$\{f :f\text{ is continuous and }f(0)=f(1)\}$ is Banach

Question

Show that the subspace $S=\{f : f\text{ is continuous and }f(0)=f(1)\} $ equipped with the infinity norm is Banach.

(It's enough to show that it's closed)

My try to solve it

Take $f_n$ sequence of functions such that $f_n$ converges to $f$ in the norm Then$ |f_n(x)-f(x)| \rightarrow 0 $ for all $ x$

Letting $x=0$

$|f_n(0)-f(0)| \rightarrow0$

$|f_n(1)-f(0)| \rightarrow0$

But I think this will not lead me to the answer.

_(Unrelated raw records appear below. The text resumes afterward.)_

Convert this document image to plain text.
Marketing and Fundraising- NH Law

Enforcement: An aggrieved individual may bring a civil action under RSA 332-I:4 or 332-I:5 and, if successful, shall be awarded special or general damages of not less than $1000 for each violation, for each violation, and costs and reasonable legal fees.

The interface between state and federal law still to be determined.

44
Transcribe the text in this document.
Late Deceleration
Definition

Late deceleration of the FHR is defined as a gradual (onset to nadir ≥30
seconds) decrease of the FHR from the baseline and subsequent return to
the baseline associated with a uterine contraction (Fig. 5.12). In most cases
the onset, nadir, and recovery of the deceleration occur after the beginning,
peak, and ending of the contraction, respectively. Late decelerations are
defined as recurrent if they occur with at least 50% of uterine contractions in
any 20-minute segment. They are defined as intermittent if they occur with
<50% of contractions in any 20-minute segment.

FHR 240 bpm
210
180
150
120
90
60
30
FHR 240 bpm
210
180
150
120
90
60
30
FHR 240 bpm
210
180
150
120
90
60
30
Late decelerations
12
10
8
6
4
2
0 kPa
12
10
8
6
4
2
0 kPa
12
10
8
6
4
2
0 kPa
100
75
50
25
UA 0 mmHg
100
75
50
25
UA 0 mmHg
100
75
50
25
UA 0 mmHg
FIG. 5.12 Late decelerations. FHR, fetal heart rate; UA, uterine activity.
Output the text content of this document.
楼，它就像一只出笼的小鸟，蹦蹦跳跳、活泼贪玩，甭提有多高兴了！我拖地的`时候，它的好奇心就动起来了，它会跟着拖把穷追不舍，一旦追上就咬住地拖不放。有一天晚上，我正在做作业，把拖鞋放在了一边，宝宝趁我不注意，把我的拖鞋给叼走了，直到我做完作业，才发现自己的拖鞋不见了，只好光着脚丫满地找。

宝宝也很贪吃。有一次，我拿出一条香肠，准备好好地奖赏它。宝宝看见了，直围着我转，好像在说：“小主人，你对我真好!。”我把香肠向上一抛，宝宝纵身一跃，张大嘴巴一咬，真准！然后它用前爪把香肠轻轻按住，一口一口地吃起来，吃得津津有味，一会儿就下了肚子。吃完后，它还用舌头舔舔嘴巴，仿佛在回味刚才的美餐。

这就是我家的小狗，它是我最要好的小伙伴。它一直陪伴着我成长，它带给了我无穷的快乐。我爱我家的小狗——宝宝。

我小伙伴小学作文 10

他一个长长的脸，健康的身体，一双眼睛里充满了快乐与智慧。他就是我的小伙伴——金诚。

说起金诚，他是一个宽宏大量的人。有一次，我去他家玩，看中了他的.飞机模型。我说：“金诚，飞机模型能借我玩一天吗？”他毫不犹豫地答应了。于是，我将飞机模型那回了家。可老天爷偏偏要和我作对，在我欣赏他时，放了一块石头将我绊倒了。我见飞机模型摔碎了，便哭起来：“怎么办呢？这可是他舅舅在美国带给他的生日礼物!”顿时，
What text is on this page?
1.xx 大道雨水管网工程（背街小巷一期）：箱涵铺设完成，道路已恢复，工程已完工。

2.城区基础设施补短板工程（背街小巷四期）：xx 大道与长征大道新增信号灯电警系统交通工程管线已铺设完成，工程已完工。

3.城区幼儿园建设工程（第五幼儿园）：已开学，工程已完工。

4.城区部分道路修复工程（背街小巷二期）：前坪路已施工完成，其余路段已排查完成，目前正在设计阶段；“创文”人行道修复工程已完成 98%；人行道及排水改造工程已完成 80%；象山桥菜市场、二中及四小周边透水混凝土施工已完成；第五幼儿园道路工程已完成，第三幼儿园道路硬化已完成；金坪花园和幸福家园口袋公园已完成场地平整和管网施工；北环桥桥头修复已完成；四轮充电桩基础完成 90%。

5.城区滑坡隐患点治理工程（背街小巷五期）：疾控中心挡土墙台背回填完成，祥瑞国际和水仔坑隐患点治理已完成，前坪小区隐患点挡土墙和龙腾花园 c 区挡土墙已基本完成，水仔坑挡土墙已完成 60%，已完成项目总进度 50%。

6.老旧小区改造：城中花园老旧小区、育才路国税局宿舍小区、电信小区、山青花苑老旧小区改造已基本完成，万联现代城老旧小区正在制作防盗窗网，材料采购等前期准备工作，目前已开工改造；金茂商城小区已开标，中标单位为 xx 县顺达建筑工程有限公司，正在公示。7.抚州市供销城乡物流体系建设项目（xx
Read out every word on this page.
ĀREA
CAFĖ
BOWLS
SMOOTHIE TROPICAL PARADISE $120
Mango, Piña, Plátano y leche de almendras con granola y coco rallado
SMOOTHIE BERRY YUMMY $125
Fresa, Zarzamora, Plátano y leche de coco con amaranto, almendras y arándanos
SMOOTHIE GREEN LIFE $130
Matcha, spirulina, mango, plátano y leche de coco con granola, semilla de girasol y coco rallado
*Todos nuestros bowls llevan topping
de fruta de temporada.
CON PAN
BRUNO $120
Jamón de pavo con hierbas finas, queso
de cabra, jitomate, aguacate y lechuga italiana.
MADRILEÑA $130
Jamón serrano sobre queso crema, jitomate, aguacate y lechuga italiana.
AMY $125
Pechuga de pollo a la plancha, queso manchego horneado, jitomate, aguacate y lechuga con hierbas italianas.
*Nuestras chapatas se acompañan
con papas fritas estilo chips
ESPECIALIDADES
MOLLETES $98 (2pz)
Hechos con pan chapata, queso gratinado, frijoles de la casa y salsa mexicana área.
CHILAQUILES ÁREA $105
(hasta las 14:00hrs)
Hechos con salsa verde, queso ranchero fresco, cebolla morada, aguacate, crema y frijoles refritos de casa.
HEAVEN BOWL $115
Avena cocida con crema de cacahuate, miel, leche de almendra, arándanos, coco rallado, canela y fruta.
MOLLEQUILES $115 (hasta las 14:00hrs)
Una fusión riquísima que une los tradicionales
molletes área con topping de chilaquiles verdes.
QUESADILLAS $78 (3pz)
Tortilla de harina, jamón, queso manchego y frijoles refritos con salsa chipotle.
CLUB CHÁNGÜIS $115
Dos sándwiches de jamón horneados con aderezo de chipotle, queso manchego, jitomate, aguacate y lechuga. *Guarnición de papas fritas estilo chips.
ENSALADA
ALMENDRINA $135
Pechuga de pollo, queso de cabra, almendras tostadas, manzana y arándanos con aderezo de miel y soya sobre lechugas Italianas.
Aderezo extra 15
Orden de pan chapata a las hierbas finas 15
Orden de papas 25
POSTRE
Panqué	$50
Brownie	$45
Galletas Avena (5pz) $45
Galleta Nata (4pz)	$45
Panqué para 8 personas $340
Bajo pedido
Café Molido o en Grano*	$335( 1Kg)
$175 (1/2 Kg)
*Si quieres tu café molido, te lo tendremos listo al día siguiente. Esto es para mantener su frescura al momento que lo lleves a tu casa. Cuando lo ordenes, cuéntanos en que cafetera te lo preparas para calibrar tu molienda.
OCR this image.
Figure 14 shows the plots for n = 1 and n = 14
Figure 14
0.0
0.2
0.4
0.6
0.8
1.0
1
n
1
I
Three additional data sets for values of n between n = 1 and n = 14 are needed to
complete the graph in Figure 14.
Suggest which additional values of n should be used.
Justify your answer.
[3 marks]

Can we find a finite set of bases that spans this set so we can say it's finite dimensional?

Answer 1

You said it's enough to show it's closed; that's true. Note now that $f(0)=f(1)$ is equivalent to $f(0)-f(1)=0$. So your set is the preimage of $\{ 0 \}$ under $G(f)=f(0)-f(1)$. Can you conclude?

Answer 2

@Ian's answer already shows a nice way to finish your proof. Another approach to see $S$ is a Banach space is to realize that $S$ is isometric to $C(T)$, where $C(T)$ denotes the Banach space of continuous functions on the torus $T:=\mathbb{R}\big/\mathbb{Z}$. To prove it just define $\varphi:S\to C(T)$ by $$ \varphi(f):=\tilde{f},\hspace{.5cm}\tilde{f}(\bar{x}):=f(\{x\}), $$ where $\{x\}$ denotes the fractional part of $x$. The condition $f(0)=f(1)$ in the definition of $S$ guarantees that this is well-defined. As $\varphi$ is trivially a isometry we have that $S$ is isometric to $C(T)$, and therefore a Banach space.